La deuxième, c’est qu’il serait absurde de vouloir s’inoculer une maladie, d’autant que le vaccin n’est pas toujours efficace. Quant à la troisième, elle revient plutôt chez les infirmières et aide-soignantes. Ces dernières ont supposé que comme l’hôpital encourage à se faire vacciner, il est soupçonné de vouloir limiter les arrêts maladie.
Le gouvernement devrait tout faire alors pour renouer la confiance. En effet, Alexis Spire a expliqué qu’en France, il y a la conjugaison de deux choses : on est le pays champion de la défiance à l’égard des élites politiques et à l’égard de la vaccination.
De plus, depuis l’arrivée du coronavirus en mars, les injonctions contradictoires n’ont pas du tout rassuré, à son avis, les Français qui ont pu comprendre qu’il y ait eu une part de surprise, d’impréparation face à la pandémie. "Ce qui est très mal perçu, c’est le mensonge et le fait que les erreurs n’aient pas été reconnues", a précisé le sociologue.

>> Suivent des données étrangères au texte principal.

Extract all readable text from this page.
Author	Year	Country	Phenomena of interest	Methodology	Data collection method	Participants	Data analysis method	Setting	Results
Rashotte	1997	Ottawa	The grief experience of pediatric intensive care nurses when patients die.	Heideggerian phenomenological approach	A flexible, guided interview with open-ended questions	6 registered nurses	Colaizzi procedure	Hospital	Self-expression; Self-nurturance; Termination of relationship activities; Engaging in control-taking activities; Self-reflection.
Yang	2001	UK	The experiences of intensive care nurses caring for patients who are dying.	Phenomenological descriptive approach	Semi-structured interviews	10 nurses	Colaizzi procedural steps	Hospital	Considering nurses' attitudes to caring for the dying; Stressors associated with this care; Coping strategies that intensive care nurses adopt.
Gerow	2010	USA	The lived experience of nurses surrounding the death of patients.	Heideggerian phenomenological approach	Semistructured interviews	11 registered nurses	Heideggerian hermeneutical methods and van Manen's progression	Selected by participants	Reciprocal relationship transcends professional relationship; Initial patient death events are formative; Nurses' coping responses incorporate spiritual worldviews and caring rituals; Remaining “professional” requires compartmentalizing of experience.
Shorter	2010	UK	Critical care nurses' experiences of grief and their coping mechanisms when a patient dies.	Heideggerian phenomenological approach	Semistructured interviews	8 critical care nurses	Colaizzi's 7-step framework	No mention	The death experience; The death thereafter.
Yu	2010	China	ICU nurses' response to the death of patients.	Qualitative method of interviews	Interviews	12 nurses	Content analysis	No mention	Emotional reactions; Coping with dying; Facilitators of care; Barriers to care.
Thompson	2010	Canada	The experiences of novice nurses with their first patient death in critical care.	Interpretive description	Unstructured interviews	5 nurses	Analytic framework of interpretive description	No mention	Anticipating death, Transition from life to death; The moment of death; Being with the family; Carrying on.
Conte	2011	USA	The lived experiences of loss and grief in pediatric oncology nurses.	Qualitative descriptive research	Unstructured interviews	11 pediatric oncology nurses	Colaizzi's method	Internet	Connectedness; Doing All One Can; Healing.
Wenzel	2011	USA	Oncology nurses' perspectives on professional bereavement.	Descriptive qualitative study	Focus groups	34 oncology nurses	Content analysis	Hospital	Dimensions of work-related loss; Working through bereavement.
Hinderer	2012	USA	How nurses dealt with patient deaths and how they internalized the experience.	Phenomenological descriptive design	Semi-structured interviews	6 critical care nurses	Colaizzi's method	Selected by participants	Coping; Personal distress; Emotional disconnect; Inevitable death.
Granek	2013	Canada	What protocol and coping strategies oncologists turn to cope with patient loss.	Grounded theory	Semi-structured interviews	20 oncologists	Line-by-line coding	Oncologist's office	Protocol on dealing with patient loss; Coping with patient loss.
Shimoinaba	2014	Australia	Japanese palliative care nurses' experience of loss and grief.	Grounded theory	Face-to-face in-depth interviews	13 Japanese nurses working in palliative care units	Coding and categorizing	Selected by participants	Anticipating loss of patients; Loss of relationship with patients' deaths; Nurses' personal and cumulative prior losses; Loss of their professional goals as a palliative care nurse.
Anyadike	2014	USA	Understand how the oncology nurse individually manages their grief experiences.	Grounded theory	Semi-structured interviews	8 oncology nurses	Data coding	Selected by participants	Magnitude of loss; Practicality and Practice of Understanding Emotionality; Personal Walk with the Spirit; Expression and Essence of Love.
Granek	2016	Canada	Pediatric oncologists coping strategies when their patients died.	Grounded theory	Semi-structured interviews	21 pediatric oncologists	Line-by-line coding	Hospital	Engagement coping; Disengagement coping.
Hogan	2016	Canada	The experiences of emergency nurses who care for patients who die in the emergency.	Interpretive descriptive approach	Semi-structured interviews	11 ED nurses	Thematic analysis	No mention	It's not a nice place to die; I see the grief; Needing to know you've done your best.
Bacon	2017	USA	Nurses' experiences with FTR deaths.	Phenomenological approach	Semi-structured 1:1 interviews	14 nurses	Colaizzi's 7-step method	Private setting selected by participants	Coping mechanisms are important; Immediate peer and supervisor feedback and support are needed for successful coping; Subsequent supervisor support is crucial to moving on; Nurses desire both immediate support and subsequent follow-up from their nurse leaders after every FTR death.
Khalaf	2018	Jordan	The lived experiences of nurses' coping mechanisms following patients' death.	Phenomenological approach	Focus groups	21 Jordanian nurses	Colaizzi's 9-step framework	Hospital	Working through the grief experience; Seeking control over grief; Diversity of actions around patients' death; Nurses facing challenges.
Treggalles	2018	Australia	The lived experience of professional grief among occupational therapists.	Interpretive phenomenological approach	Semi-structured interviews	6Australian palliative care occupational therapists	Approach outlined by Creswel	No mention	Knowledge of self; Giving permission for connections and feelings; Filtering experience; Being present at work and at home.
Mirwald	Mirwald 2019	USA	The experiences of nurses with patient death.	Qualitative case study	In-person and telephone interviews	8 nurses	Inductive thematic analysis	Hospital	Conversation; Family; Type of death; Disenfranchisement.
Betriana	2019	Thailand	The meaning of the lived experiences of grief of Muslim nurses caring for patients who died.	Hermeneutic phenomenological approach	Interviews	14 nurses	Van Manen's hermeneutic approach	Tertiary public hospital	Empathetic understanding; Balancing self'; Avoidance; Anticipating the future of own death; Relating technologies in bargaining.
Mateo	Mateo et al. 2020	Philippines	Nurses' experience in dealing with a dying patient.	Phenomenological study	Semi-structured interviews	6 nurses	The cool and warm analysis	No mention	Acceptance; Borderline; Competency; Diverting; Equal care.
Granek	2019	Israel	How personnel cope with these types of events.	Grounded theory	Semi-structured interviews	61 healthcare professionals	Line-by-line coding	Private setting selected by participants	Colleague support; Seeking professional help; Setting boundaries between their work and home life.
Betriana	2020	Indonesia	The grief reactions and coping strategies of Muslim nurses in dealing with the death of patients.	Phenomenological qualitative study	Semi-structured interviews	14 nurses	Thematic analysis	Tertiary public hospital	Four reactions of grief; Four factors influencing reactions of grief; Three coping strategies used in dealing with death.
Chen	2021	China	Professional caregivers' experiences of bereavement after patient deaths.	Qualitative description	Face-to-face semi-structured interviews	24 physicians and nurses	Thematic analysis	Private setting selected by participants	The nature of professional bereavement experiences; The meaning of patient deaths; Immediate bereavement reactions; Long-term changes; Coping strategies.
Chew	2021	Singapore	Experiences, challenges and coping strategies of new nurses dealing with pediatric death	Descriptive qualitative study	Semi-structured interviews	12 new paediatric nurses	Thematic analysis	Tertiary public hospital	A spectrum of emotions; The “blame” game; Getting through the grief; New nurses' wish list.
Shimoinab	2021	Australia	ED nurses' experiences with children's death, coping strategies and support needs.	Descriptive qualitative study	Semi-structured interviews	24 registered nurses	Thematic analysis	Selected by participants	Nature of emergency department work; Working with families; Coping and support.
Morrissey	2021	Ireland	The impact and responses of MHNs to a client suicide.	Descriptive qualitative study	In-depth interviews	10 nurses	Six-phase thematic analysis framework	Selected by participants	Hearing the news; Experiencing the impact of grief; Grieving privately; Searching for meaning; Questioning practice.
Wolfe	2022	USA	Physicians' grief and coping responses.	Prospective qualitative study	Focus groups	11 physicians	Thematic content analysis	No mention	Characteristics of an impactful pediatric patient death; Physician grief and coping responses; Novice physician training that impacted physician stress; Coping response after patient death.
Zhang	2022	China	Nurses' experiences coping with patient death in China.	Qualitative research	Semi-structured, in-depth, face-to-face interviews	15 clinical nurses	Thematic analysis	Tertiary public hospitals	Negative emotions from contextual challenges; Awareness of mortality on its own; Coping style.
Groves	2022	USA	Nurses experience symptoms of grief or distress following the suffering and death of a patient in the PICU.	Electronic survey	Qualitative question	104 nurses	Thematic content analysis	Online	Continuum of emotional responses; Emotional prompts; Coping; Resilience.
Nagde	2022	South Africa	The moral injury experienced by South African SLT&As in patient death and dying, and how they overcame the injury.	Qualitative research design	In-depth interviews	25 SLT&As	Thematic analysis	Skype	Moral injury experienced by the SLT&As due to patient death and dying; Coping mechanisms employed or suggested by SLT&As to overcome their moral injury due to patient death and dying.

Selon Alexis Spire, dans ce contexte assez tendu, la campagne de vaccination ne pourra pas se faire sans la participation des soignants, car il y a également un enjeu d’exemplarité. Un des résultats de l’enquête a effectivement dévoilé que pour qu’il y ait une forme de confiance dans ce vaccin, il faut des intermédiaires. "Ces derniers ont pour rôle d’intervenir entre des pouvoirs publics qui envoient un message et les personnes qui mettent en place cette campagne", a-t-il insisté.
Il a expliqué que les soignants sont très à l’écoute des médecins, des chefs de clinique de leur service, avec lesquels ils sont directement en contact. Ainsi, convaincre les médecins de l’hôpital, c’est crucial pour toucher les soignants, tout comme convaincre les généralistes est crucial pour rassurer la population générale.
Luc Duquesnel, généraliste en Mayenne et président du syndicat Les Généralistes-CSMF, partage cet avis. Il a prévenu que si on n’est pas dans les conditions maximum de sécurité et que seulement 5 % des soignants se vaccinent, la population ne se vaccinera pas. "Si je me vaccine, que je mets un badge ’votre médecin est vacciné’, que mes confrères font de même, tout comme le pharmacien, l’infirmière, cela aura un impact, car les Français nous font confiance", a-t-il précisé.